Maximum reconstruction errors: 44 (.4610648), 61 (.4482979), 64 (.4411615), 382 (.4391942), 0 (.4337981)

Dates: I don't know if they're perfectly accurate, but it's my best guess at each of them.
44 - Thursday, March 8, 2001
61 - Monday, April 2, 2001
64 - Thursday, April 5, 2001
372 - Tuesday, July 16, 2002
0 - Tuesday, January 2, 2001

The first three all look like they were caused in main part by the dot-com recession, which occured in the US starting in March of 2001. This was a major stock market crash caused by the bursting of the dot-com bubble, which was caused by dot-com startups that had sprouted up around the adoption of the World Wide Web collapsing. This led to online shopping companies such as Pets.com completely collapsing, while companies like Amazon and Cisco lost large parts of their stock valuation. This mainly showed in the NASDAQ, but looks like it would have affected the S&P as well. Day 382 falls in mid-July 2002 and seems to have been part of the turnaround of a stock downturn, seemingly with roots in the dot-com recession as well as the 9/11 attacks. This date had the largest change by day, at 5.733, while also having significant downturns in the prior days. Day 0 was also probably partially because of the dot-com recession, which had begun in the EU months before it had an effect on the US stock market. It could also simply because it's the start of the dataset, but I would find that unlikely because the data is almost completely made up of values from the prior days, meaning there really shouldn't be that large of a difference between the first entry and any other in the dataset. Dates around 9/11 (172 and 174) fall outside the top 10, which was an interesting side of this to me. 9/11 had a larger change than the top 3 dates, which had higher reconstruction errors, so I'm not quite sure why this is the case. My best guess is that the later dates could have had a larger effect on the reconstruction of the vectors as the market grew differently to the way it grew in 2001, which is why more of those are present in the minimum reconstruction errors and more earlier dates are present in the maximum reconstruction errors.

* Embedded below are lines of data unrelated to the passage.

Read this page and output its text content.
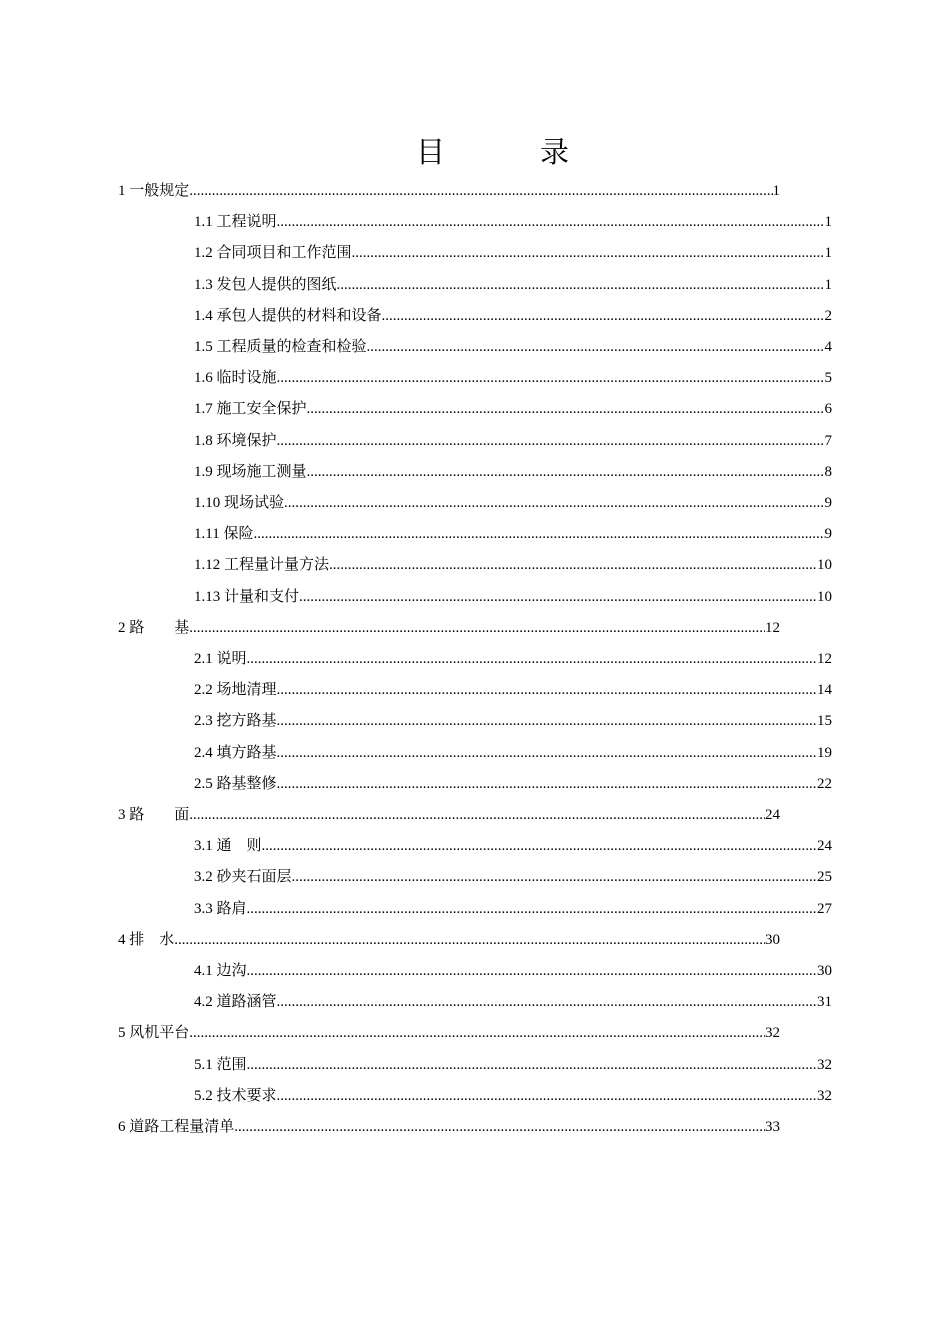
目　录
1 一般规定 .....	1
1.1 工程说明 .....	1
1.2 合同项目和工作范围 .....	1
1.3 发包人提供的图纸 .....	1
1.4 承包人提供的材料和设备 .....	2
1.5 工程质量的检查和检验 .....	4
1.6 临时设施 .....	5
1.7 施工安全保护 .....	6
1.8 环境保护 .....	7
1.9 现场施工测量 .....	8
1.10 现场试验 .....	9
1.11 保险 .....	9
1.12 工程量计量方法 .....	10
1.13 计量和支付 .....	10
2 路　　基 .....	12
2.1 说明 .....	12
2.2 场地清理 .....	14
2.3 挖方路基 .....	15
2.4 填方路基 .....	19
2.5 路基整修 .....	22
3 路　　面 .....	24
3.1 通　则 .....	24
3.2 砂夹石面层 .....	25
3.3 路肩 .....	27
4 排　水 .....	30
4.1 边沟 .....	30
4.2 道路涵管 .....	31
5 风机平台 .....	32
5.1 范围 .....	32
5.2 技术要求 .....	32
6 道路工程量清单 .....	33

Minimum reconstruction errors: 1074 (.0966696), 1200 (.1078873), 1083 (.1144973), 1210 (.1167006), 441 (.11910858)

Dates

1074 - Wednesday, April 27, 2005
1200 - Wednesday, October 26, 2005
1083 - Tuesday, May 10, 2005
1210 - Wednesday, November 9, 2005
441 - Tuesday, October 8, 2002

I can't think of any very interesting reasoning for these besides what was said above (they would likely be this low because they were the most "typical" days in this 5-year span), but I thought they would be relevant to note anyways. Notably, 441 is the only entry in the triple digits to make it into the top 20 on this list.